Through the above operation, the discharge flow rate of the variable displacement hydraulic pump 3 increases by approximately the same amount as the increase in the required flow rate of the swing hydraulic motor 6, and as a result, the surplus flow rate passing through the relief pressure 14, which would otherwise be wasted energy, is suppressed to a minimum. obtain. However, while the required flow rate of the swing hydraulic motor 6 increases continuously with its acceleration,
The discharge flow rate of the variable displacement pump increases stepwise. Therefore, it is necessary to suppress this step-like step to a small level by appropriately selecting the throttles 17a and 17b disposed in the middle of the pipes 11a and 11b, and to approximately approximate the continuous increase described above.
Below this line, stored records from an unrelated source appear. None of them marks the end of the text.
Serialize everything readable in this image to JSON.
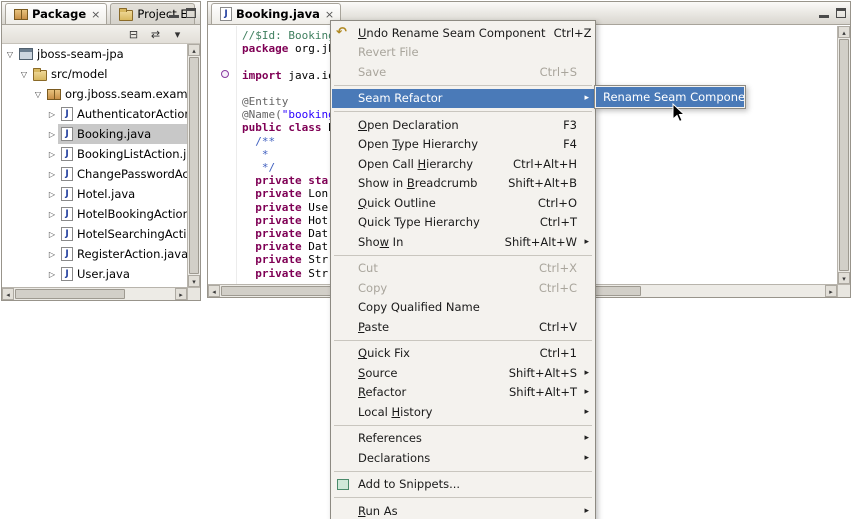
{
  "icons": {
    "close": "×",
    "scroll_up": "▴",
    "scroll_down": "▾",
    "scroll_left": "◂",
    "scroll_right": "▸",
    "expanded": "▽",
    "collapsed": "▷",
    "submenu_arrow": "▸",
    "undo": "↶",
    "java_letter": "J"
  },
  "colors": {
    "menu_highlight": "#4a7ab8",
    "tree_selection": "#c8c8c8",
    "keyword": "#7f0055",
    "string": "#2a00ff",
    "comment": "#3f7f5f",
    "javadoc": "#3f5fbf",
    "annotation": "#646464"
  },
  "explorer": {
    "tabs": [
      {
        "label": "Package"
      },
      {
        "label": "Project E"
      }
    ],
    "toolbar": [
      {
        "name": "collapse-all",
        "glyph": "⊟"
      },
      {
        "name": "link-with-editor",
        "glyph": "⇄"
      },
      {
        "name": "view-menu",
        "glyph": "▾"
      }
    ],
    "tree": [
      {
        "label": "jboss-seam-jpa",
        "depth": 0,
        "state": "expanded",
        "icon": "project"
      },
      {
        "label": "src/model",
        "depth": 1,
        "state": "expanded",
        "icon": "srcfolder"
      },
      {
        "label": "org.jboss.seam.example",
        "depth": 2,
        "state": "expanded",
        "icon": "package"
      },
      {
        "label": "AuthenticatorAction.ja",
        "depth": 3,
        "state": "collapsed",
        "icon": "java"
      },
      {
        "label": "Booking.java",
        "depth": 3,
        "state": "collapsed",
        "icon": "java",
        "selected": true
      },
      {
        "label": "BookingListAction.jav",
        "depth": 3,
        "state": "collapsed",
        "icon": "java"
      },
      {
        "label": "ChangePasswordActio",
        "depth": 3,
        "state": "collapsed",
        "icon": "java"
      },
      {
        "label": "Hotel.java",
        "depth": 3,
        "state": "collapsed",
        "icon": "java"
      },
      {
        "label": "HotelBookingAction.ja",
        "depth": 3,
        "state": "collapsed",
        "icon": "java"
      },
      {
        "label": "HotelSearchingAction",
        "depth": 3,
        "state": "collapsed",
        "icon": "java"
      },
      {
        "label": "RegisterAction.java",
        "depth": 3,
        "state": "collapsed",
        "icon": "java"
      },
      {
        "label": "User.java",
        "depth": 3,
        "state": "collapsed",
        "icon": "java"
      }
    ]
  },
  "editor": {
    "tab": {
      "label": "Booking.java"
    },
    "code": [
      {
        "seg": [
          {
            "t": "//$Id: Booking.j",
            "c": "comment"
          }
        ]
      },
      {
        "seg": [
          {
            "t": "package",
            "c": "kw"
          },
          {
            "t": " org.jbo",
            "c": "plain"
          }
        ]
      },
      {
        "seg": []
      },
      {
        "seg": [
          {
            "t": "import",
            "c": "kw"
          },
          {
            "t": " java.io.",
            "c": "plain"
          }
        ]
      },
      {
        "seg": []
      },
      {
        "seg": [
          {
            "t": "@Entity",
            "c": "ann"
          }
        ]
      },
      {
        "seg": [
          {
            "t": "@Name(",
            "c": "ann"
          },
          {
            "t": "\"booking\"",
            "c": "str"
          }
        ]
      },
      {
        "seg": [
          {
            "t": "public",
            "c": "kw"
          },
          {
            "t": " ",
            "c": "plain"
          },
          {
            "t": "class",
            "c": "kw"
          },
          {
            "t": " Bo",
            "c": "plain"
          }
        ]
      },
      {
        "seg": [
          {
            "t": "  /**",
            "c": "jdoc"
          }
        ]
      },
      {
        "seg": [
          {
            "t": "   *",
            "c": "jdoc"
          }
        ]
      },
      {
        "seg": [
          {
            "t": "   */",
            "c": "jdoc"
          }
        ]
      },
      {
        "seg": [
          {
            "t": "  ",
            "c": "plain"
          },
          {
            "t": "private sta",
            "c": "kw"
          }
        ]
      },
      {
        "seg": [
          {
            "t": "  ",
            "c": "plain"
          },
          {
            "t": "private",
            "c": "kw"
          },
          {
            "t": " Lon",
            "c": "plain"
          }
        ]
      },
      {
        "seg": [
          {
            "t": "  ",
            "c": "plain"
          },
          {
            "t": "private",
            "c": "kw"
          },
          {
            "t": " Use",
            "c": "plain"
          }
        ]
      },
      {
        "seg": [
          {
            "t": "  ",
            "c": "plain"
          },
          {
            "t": "private",
            "c": "kw"
          },
          {
            "t": " Hot",
            "c": "plain"
          }
        ]
      },
      {
        "seg": [
          {
            "t": "  ",
            "c": "plain"
          },
          {
            "t": "private",
            "c": "kw"
          },
          {
            "t": " Dat",
            "c": "plain"
          }
        ]
      },
      {
        "seg": [
          {
            "t": "  ",
            "c": "plain"
          },
          {
            "t": "private",
            "c": "kw"
          },
          {
            "t": " Dat",
            "c": "plain"
          }
        ]
      },
      {
        "seg": [
          {
            "t": "  ",
            "c": "plain"
          },
          {
            "t": "private",
            "c": "kw"
          },
          {
            "t": " Str",
            "c": "plain"
          }
        ]
      },
      {
        "seg": [
          {
            "t": "  ",
            "c": "plain"
          },
          {
            "t": "private",
            "c": "kw"
          },
          {
            "t": " Str",
            "c": "plain"
          }
        ]
      }
    ]
  },
  "menu": {
    "items": [
      {
        "label": "Undo Rename Seam Component",
        "shortcut": "Ctrl+Z",
        "mnemonic": "U",
        "icon": "undo"
      },
      {
        "label": "Revert File",
        "disabled": true
      },
      {
        "label": "Save",
        "shortcut": "Ctrl+S",
        "disabled": true
      },
      {
        "sep": true
      },
      {
        "label": "Seam Refactor",
        "submenu": true,
        "highlighted": true
      },
      {
        "sep": true
      },
      {
        "label": "Open Declaration",
        "shortcut": "F3",
        "mnemonic": "O"
      },
      {
        "label": "Open Type Hierarchy",
        "shortcut": "F4",
        "mnemonic": "T"
      },
      {
        "label": "Open Call Hierarchy",
        "shortcut": "Ctrl+Alt+H",
        "mnemonic": "H"
      },
      {
        "label": "Show in Breadcrumb",
        "shortcut": "Shift+Alt+B",
        "mnemonic": "B"
      },
      {
        "label": "Quick Outline",
        "shortcut": "Ctrl+O",
        "mnemonic": "Q"
      },
      {
        "label": "Quick Type Hierarchy",
        "shortcut": "Ctrl+T"
      },
      {
        "label": "Show In",
        "shortcut": "Shift+Alt+W",
        "mnemonic": "w",
        "submenu": true
      },
      {
        "sep": true
      },
      {
        "label": "Cut",
        "shortcut": "Ctrl+X",
        "disabled": true
      },
      {
        "label": "Copy",
        "shortcut": "Ctrl+C",
        "disabled": true
      },
      {
        "label": "Copy Qualified Name"
      },
      {
        "label": "Paste",
        "shortcut": "Ctrl+V",
        "mnemonic": "P"
      },
      {
        "sep": true
      },
      {
        "label": "Quick Fix",
        "shortcut": "Ctrl+1",
        "mnemonic": "Q"
      },
      {
        "label": "Source",
        "shortcut": "Shift+Alt+S",
        "mnemonic": "S",
        "submenu": true
      },
      {
        "label": "Refactor",
        "shortcut": "Shift+Alt+T",
        "mnemonic": "R",
        "submenu": true
      },
      {
        "label": "Local History",
        "mnemonic": "H",
        "submenu": true
      },
      {
        "sep": true
      },
      {
        "label": "References",
        "submenu": true
      },
      {
        "label": "Declarations",
        "submenu": true
      },
      {
        "sep": true
      },
      {
        "label": "Add to Snippets...",
        "icon": "snippets"
      },
      {
        "sep": true
      },
      {
        "label": "Run As",
        "mnemonic": "R",
        "submenu": true
      }
    ],
    "submenu": [
      {
        "label": "Rename Seam Component",
        "highlighted": true
      }
    ]
  }
}
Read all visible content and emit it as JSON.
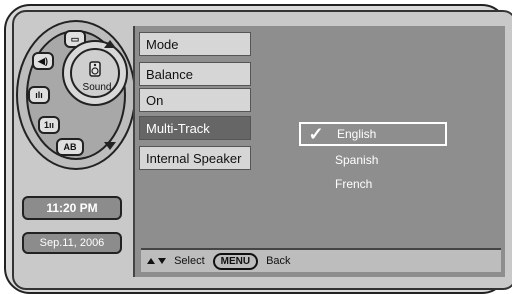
{
  "dial": {
    "center_label": "Sound",
    "ab_label": "AB"
  },
  "clock": {
    "time": "11:20 PM",
    "date": "Sep.11, 2006"
  },
  "menu": {
    "items": [
      {
        "label": "Mode"
      },
      {
        "label": "Balance"
      },
      {
        "label": "On"
      },
      {
        "label": "Multi-Track"
      },
      {
        "label": "Internal Speaker"
      }
    ]
  },
  "options": {
    "items": [
      {
        "label": "English"
      },
      {
        "label": "Spanish"
      },
      {
        "label": "French"
      }
    ],
    "checkmark": "✓"
  },
  "footer": {
    "select_label": "Select",
    "menu_key": "MENU",
    "back_label": "Back"
  }
}
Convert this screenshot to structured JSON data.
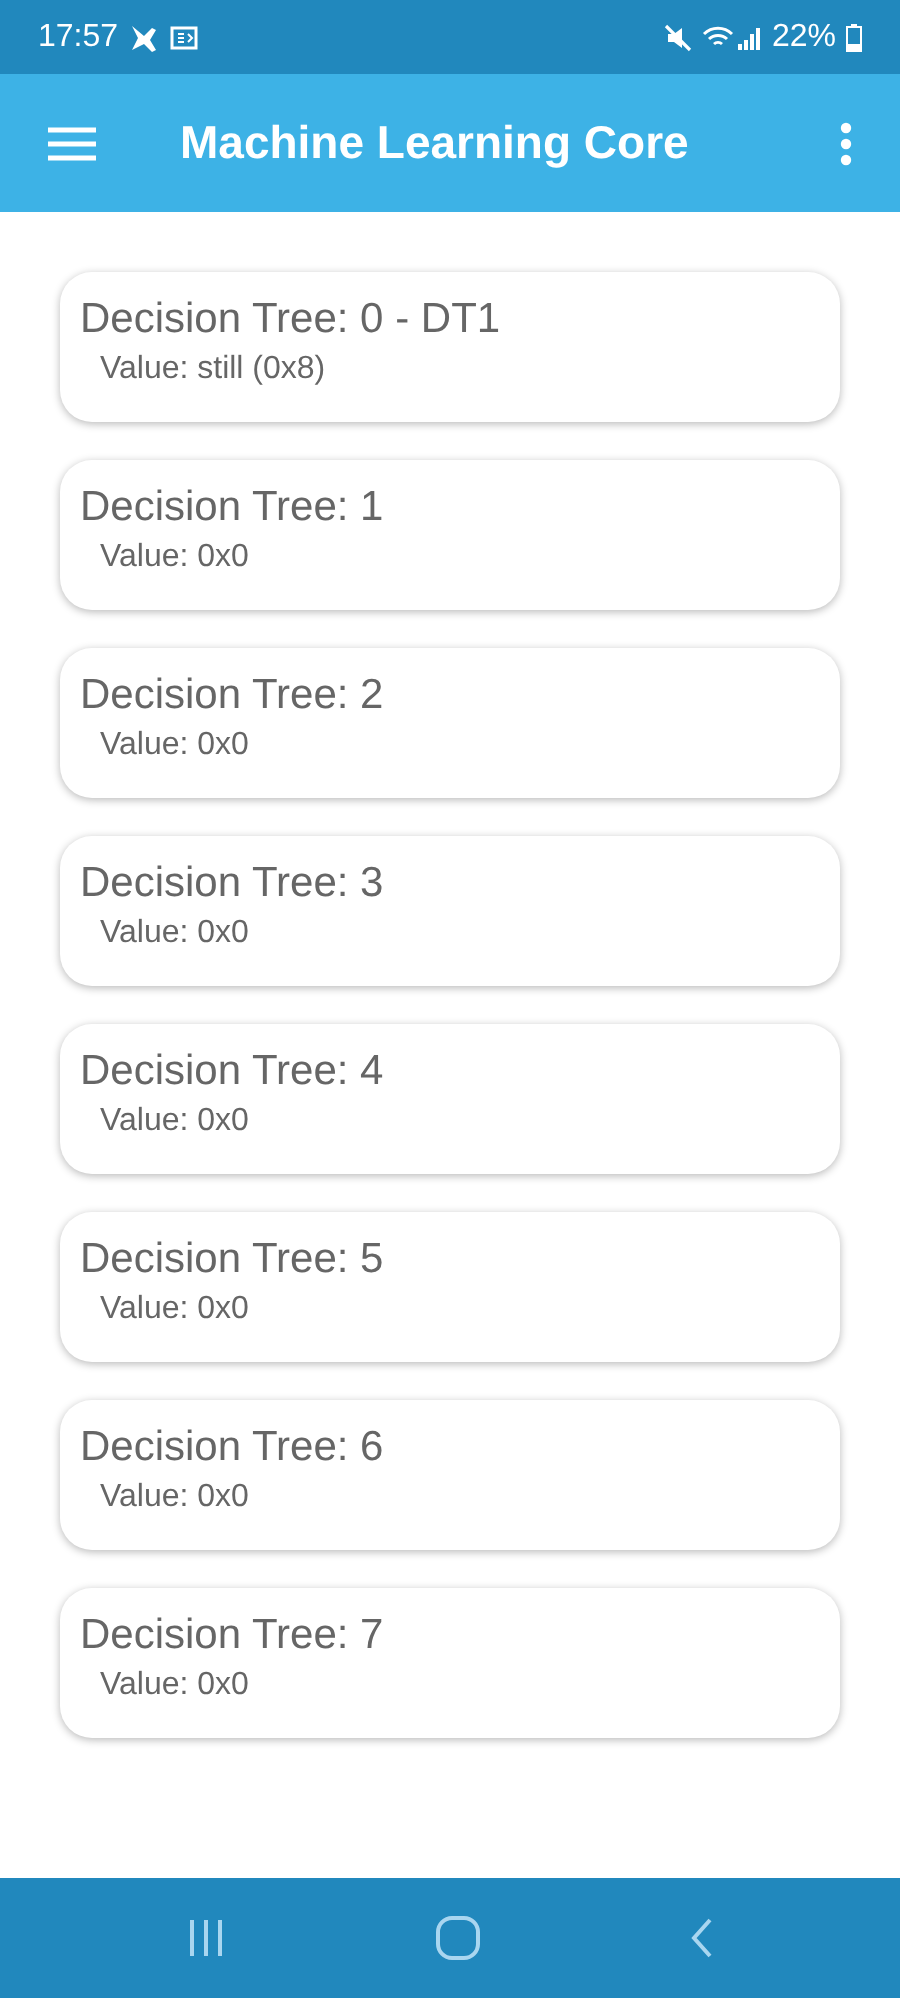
{
  "status_bar": {
    "time": "17:57",
    "battery": "22%"
  },
  "app_bar": {
    "title": "Machine Learning Core"
  },
  "trees": [
    {
      "title": "Decision Tree: 0 - DT1",
      "value": "Value: still (0x8)"
    },
    {
      "title": "Decision Tree: 1",
      "value": "Value: 0x0"
    },
    {
      "title": "Decision Tree: 2",
      "value": "Value: 0x0"
    },
    {
      "title": "Decision Tree: 3",
      "value": "Value: 0x0"
    },
    {
      "title": "Decision Tree: 4",
      "value": "Value: 0x0"
    },
    {
      "title": "Decision Tree: 5",
      "value": "Value: 0x0"
    },
    {
      "title": "Decision Tree: 6",
      "value": "Value: 0x0"
    },
    {
      "title": "Decision Tree: 7",
      "value": "Value: 0x0"
    }
  ]
}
The embodiment shown in FIG. 1 described above is a closed circuit using a variable displacement pump 3 with bidirectional discharge.
The present invention can be realized by the hydraulic circuit shown in FIG. 2 even if the variable displacement pump 3 is a unidirectional discharge type and the drive circuit of the swing hydraulic motor 6 is an open circuit.

That is, in FIG. 2, the discharge amount of the variable displacement hydraulic pump 3 becomes larger than the required flow rate of the swing hydraulic motor,
When the discharge pressure of the pump 3 becomes higher than a certain level, the switching valve 5 is actuated via the pilot line 16, communication with the line 11 is cut off, the piston rod side hydraulic chamber 7b of the control cylinder 2 is sealed, and the piston 1 is closed.
This is to lock the movement of the variable displacement pump 3 and stop the discharge amount of the variable displacement pump 3 from increasing. The subsequent control operations are also carried out in the same manner as in the closed circuit shown in FIG.

As described above, the present invention uses a simple hydraulic circuit to adjust the hydraulic pressure in time according to the required flow rate of the swing hydraulic motor, regardless of the operation of the relief valve, regardless of whether the variable displacement hydraulic pump has bidirectional discharge or one-way discharge. It is possible to control the discharge amount of the pump and minimize energy waste.

[Brief explanation of the drawing]

FIG. 1 is a hydraulic circuit diagram showing a first embodiment of the present invention, and FIG. 2 is a circuit diagram showing a second embodiment of the invention. DESCRIPTION OF SYMBOLS 1...Piston, 2...Control cylinder, 3...Variable displacement pump, 4...Control rod, 5...Switching valve, 6...Swivel hydraulic motor, 7...Hydraulic chamber, 8...Operation lever, 9...Operating rod, 10...Constant displacement Hydraulic pump, 11...pipe line, 1
2...Spring, 13...Pipeline, 14...Relief valve, 15
... Shuttle valve, 16... Pilot pipe, 17... Throttle, 18... Swing hydraulic motor and its control circuit.

Claims (1)

[Claims] 1 A control cylinder having a piston that is displaced by manual operation, and a control cylinder that is linked to the displacement of the piston,
a control rod that is directly connected to the variable displacement hydraulic pump and controls the discharge amount of the variable displacement hydraulic pump regardless of the relief pressure; and a conduit that is equipped with a restriction that allows pressure oil to flow into the control cylinder by the manual operation. A discharge flow rate control device for a variable displacement pump, comprising a switching valve that shuts off at a discharge pressure of the pump above a certain level.